2. Les phases de la résistance au changement

Face au changement, un acteur passe généralement par cinq phases successives :

  1. L’acteur rejette le changement qui perturbe trop la situation acquise.
  2. L’acteur admet ensuite le changement mais essaye de l’adapter pour qu’il perturbe le moins possible ses habitudes.
  3. L’acteur comprend que le changement est inévitable, ce qui le déprime.
  4. L’acteur accepte le changement avec regret. C’est le syndrome du « c’était mieux avant ».
  5. Le groupe de salariés qui a déjà intégré le changement aide l’acteur à faire de même et à en voir les côtés positifs.
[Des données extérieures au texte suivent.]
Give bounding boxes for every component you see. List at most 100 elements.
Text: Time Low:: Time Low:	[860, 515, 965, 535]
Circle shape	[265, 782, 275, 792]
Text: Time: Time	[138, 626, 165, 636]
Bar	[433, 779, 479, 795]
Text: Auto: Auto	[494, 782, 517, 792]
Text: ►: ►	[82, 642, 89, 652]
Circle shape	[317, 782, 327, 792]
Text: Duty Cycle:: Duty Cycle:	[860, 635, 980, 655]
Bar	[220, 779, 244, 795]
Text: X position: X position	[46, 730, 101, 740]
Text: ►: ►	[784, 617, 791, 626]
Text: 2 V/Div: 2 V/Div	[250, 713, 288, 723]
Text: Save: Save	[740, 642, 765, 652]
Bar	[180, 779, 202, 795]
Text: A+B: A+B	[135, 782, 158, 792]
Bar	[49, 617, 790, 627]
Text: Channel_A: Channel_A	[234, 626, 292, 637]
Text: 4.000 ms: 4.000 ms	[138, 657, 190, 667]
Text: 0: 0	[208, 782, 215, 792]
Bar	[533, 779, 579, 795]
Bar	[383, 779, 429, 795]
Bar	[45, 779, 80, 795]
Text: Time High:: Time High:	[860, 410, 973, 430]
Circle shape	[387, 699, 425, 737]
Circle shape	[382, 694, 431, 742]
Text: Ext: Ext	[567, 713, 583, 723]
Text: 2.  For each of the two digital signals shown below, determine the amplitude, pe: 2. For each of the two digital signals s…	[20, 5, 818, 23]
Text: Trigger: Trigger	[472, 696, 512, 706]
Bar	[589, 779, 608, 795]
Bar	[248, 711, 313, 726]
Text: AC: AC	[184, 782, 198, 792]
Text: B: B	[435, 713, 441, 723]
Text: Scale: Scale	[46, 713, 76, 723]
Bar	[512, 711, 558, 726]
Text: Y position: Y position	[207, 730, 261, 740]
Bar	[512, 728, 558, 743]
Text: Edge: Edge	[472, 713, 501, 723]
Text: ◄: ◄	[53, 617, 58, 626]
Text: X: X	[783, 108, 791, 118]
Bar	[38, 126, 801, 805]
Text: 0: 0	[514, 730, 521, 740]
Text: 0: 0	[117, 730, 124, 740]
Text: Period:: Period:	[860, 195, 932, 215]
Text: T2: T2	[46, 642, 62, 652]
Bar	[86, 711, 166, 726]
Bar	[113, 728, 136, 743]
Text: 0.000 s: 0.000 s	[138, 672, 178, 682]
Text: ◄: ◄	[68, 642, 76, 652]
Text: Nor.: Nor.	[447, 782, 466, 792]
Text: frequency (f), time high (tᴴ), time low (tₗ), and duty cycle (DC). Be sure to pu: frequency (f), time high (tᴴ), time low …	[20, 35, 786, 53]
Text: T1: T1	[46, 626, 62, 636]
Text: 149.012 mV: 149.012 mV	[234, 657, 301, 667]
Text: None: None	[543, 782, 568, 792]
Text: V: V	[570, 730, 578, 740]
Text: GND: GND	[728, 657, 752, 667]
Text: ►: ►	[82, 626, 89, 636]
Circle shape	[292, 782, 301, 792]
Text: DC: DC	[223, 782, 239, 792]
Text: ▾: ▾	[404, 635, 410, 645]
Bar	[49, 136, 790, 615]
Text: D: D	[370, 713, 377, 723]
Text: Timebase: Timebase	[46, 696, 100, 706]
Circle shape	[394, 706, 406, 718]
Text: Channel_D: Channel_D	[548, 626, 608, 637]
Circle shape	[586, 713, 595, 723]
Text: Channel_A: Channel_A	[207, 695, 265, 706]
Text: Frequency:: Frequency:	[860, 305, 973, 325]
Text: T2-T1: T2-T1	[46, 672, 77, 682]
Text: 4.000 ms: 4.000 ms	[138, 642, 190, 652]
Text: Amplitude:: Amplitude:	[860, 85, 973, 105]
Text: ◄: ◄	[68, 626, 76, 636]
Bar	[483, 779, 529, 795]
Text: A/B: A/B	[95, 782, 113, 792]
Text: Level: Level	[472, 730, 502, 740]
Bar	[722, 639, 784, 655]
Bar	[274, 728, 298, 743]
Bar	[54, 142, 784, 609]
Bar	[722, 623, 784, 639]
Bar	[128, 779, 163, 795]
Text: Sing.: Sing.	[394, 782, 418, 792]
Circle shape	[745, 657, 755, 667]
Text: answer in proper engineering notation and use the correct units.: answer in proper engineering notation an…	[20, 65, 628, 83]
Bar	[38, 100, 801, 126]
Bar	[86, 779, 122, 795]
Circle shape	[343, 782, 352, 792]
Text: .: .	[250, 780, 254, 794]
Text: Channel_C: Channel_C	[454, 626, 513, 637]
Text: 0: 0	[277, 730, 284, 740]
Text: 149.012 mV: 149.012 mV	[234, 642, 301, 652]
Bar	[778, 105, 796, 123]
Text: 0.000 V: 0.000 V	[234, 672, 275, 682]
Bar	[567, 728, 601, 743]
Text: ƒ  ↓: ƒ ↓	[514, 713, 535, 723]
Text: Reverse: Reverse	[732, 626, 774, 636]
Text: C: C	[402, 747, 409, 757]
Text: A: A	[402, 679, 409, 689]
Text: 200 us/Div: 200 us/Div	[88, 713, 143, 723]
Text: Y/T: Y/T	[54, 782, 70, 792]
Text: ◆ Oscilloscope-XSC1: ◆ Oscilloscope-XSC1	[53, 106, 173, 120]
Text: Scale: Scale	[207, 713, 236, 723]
3. Les solutions à la résistance

Il existe différentes techniques permettant de réduire les résistances, qui sont à utiliser en fonction des causes ayant engendré ces résistances.

a) L’information

Si les résistances proviennent d’un manque de communication, la solution repose sur l’information afin de réduire les malentendus. Pour que cette technique réussisse, elle suppose que les salariés fassent confiance aux dirigeants.

b) La participation

L’entreprise peut également intégrer davantage les salariés au processus de changement soit par la participation directe (si le niveau de formation des salariés le permet), soit par un accompagnement psychologique (si les résistances engendrent une angoisse croissante des salariés). Ces techniques sont longues et coûteuses.

c) La négociation

Si la résistance émane d’un groupe de salariés qui agit en puissant contre-pouvoir (action syndicale, par exemple), la solution repose sur la négociation et la recherche d’une entente.

d) La contrainte

Restent enfin des techniques plus radicales qui utilisent la contrainte et la menace. Ces techniques peuvent en cas d’échec faire perdre sa crédibilité à leur auteur et entrainer une radicalisation de la résistance.